En clair, il n'y a que trois cas :
- Feu au RdC (cas 1)
- Feu au dernier étage ou dans le toit (cas 4)
- Feu aux autres étages (cas 2 ou 3)
«Ce n'est pas toujours comme ça?»
Bien évidemment nous entendons toujours la même rengaine,
à savoir que «c'est pas toujours pareil». Sauf
que lorsque l'on commence à lister, et non pas à
écrire sur un forum ou à en parler, les choses sont
différentes. On se pose, on s'assoit tranquillement et on
écrit. Nous constatons alors que les différences entre
les feux restent quand même assez minimes.

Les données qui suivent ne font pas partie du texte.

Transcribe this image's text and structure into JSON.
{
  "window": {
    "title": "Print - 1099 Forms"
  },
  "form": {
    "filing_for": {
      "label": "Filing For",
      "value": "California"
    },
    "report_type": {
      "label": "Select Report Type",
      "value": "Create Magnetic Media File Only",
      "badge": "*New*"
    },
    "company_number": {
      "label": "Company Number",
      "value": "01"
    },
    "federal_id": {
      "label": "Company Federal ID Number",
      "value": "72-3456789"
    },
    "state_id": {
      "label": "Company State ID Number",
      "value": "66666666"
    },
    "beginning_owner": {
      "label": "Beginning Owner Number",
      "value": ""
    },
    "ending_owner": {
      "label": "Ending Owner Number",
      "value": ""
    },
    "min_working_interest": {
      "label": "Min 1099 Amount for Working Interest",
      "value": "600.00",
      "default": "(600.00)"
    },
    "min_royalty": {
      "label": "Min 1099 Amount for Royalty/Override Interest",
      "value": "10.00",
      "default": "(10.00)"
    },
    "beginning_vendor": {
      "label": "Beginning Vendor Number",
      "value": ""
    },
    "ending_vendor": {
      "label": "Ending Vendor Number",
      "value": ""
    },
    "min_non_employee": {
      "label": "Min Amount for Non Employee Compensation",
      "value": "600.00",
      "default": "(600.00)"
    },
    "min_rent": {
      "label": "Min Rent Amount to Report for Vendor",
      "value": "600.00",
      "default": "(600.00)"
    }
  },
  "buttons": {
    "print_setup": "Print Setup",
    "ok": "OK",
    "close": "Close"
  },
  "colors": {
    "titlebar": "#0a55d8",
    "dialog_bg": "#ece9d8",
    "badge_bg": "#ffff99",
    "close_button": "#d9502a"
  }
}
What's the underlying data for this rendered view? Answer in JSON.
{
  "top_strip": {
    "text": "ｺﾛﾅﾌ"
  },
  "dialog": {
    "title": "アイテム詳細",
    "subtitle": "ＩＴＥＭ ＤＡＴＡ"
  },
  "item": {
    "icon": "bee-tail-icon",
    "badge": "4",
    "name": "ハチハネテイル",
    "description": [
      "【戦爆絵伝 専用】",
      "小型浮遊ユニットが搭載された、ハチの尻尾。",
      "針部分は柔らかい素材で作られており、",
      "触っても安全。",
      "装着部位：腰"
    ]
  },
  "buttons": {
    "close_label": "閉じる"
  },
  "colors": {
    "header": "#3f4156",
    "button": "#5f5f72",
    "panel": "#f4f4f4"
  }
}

Bien évidemment, il existe des exceptions, mais justement, ce
sont des exceptions. Nous devons donc nous poser la question du temps
passé à gérer le «tronc commun» et du
temps passé à gérer les «exceptions»
avec cette remarque : la mise en ?uvre d'un système
permettant de gérer des exceptions n'est-elle pas la cause
de la mauvaise gestion des cas «habituels» dont la gestion
de trouve engluée dans tout un tas de paramètres
prévus «au cas ou» et qui ne font que
pénaliser l'analyse de base. En clair,
pour «faire marcher» l'exception (et sans preuve que
cela soit d'ailleurs le cas), ne serions nous pas en train
de «faire échouer» un grand nombre de cas
«habituels»?
Une analyse des feux, telle que celle qui avait été réalisée dans le document «
Approche Tactique des Feux de Locaux»,
à montré une étonnante similitude dans les
accidents. Nous concluons assez vite que face à des descriptifs
de feux, nous avons deux attitudes possibles : soit nous cherchons
systématiquement les différences et tous les feux nous
sembleront totalement différents. Mais dans ce cas, nous ne
pourrons jamais mettre en place de raisonnement tactique fiable.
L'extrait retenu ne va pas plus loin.